The following video was taken Oliver Tippett on the final hard pitch known as The Golden Nipple. This difficult section required three pendulums swing to traverse where Oliver used lateral momentum to traverse across the face. In one such swing he hooked onto a rock flake that immediately dislodged and fell to the valley floor:
“One bigger swing in the middle of the pitch to a hook resulted in a large obvious hooking flake taking a large obvious 2000’ ride to the ground. “
Oliver Tippett Comments On Native Son Route:
A couple of days ago I finished soloing Native Son on El Cap. It’s a wild A4 route up the southeast face with some amazing climbing, which took me a week to complete.
It started with a 5.9 tree, before having to sway the worryingly thin top section into the wall to latch a jug and mantle it. The hardest pitch, The Coral Sea, was fairly low down and creatively climbed through waves of creaking flakes.

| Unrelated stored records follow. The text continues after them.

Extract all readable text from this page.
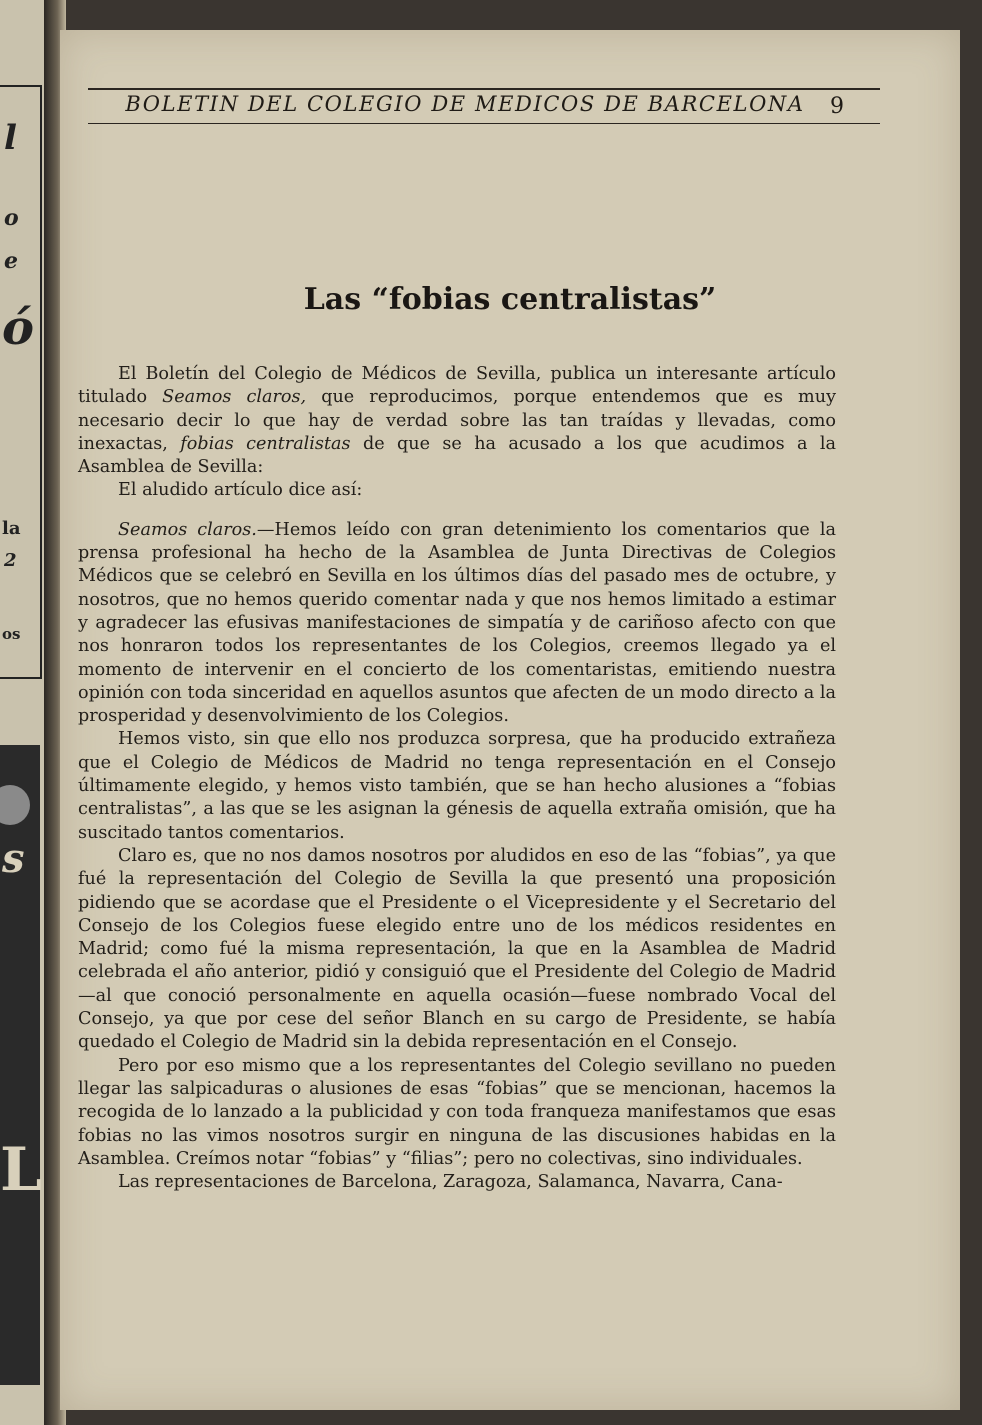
l
o
e
ó
la
2
os
s
L
BOLETIN DEL COLEGIO DE MEDICOS DE BARCELONA	9
Las “fobias centralistas”

El Boletín del Colegio de Médicos de Sevilla, publica un interesante artículo titulado Seamos claros, que reproducimos, porque entendemos que es muy necesario decir lo que hay de verdad sobre las tan traídas y llevadas, como inexactas, fobias centralistas de que se ha acusado a los que acudimos a la Asamblea de Sevilla:

El aludido artículo dice así:

Seamos claros.—Hemos leído con gran detenimiento los comentarios que la prensa profesional ha hecho de la Asamblea de Junta Directivas de Colegios Médicos que se celebró en Sevilla en los últimos días del pasado mes de octubre, y nosotros, que no hemos querido comentar nada y que nos hemos limitado a estimar y agradecer las efusivas manifestaciones de simpatía y de cariñoso afecto con que nos honraron todos los representantes de los Colegios, creemos llegado ya el momento de intervenir en el concierto de los comentaristas, emitiendo nuestra opinión con toda sinceridad en aquellos asuntos que afecten de un modo directo a la prosperidad y desenvolvimiento de los Colegios.

Hemos visto, sin que ello nos produzca sorpresa, que ha producido extrañeza que el Colegio de Médicos de Madrid no tenga representación en el Consejo últimamente elegido, y hemos visto también, que se han hecho alusiones a “fobias centralistas”, a las que se les asignan la génesis de aquella extraña omisión, que ha suscitado tantos comentarios.

Claro es, que no nos damos nosotros por aludidos en eso de las “fobias”, ya que fué la representación del Colegio de Sevilla la que presentó una proposición pidiendo que se acordase que el Presidente o el Vicepresidente y el Secretario del Consejo de los Colegios fuese elegido entre uno de los médicos residentes en Madrid; como fué la misma representación, la que en la Asamblea de Madrid celebrada el año anterior, pidió y consiguió que el Presidente del Colegio de Madrid—al que conoció personalmente en aquella ocasión—fuese nombrado Vocal del Consejo, ya que por cese del señor Blanch en su cargo de Presidente, se había quedado el Colegio de Madrid sin la debida representación en el Consejo.

Pero por eso mismo que a los representantes del Colegio sevillano no pueden llegar las salpicaduras o alusiones de esas “fobias” que se mencionan, hacemos la recogida de lo lanzado a la publicidad y con toda franqueza manifestamos que esas fobias no las vimos nosotros surgir en ninguna de las discusiones habidas en la Asamblea. Creímos notar “fobias” y “filias”; pero no colectivas, sino individuales.

Las representaciones de Barcelona, Zaragoza, Salamanca, Navarra, Cana-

That was followed by The Wing, a ridiculously steep pitch on old fixed mank, and then a headwall above with a couple pitches on perhaps the coolest part of El Cap; The Golden Finger of Fate. This is a completely detached sliver of immaculate rock, terminating in a feral squeeze within the finger. It genuinely made me question how I’d bail off the steepest part of El Cap but eventually I inched my way up.
The final hard pitch, The Golden Nipple, had three separate pendulums on it, often swinging off crap gear to latch further crap gear. One bigger swing in the middle of the pitch to a hook resulted in a large obvious hooking flake taking a large obvious 2000’ ride to the ground. The next penji was off slings girth hitched through a hole broken through the bone china thin flake, though happily this one stayed on the wall.
An amazing route and an amazing experience for sure!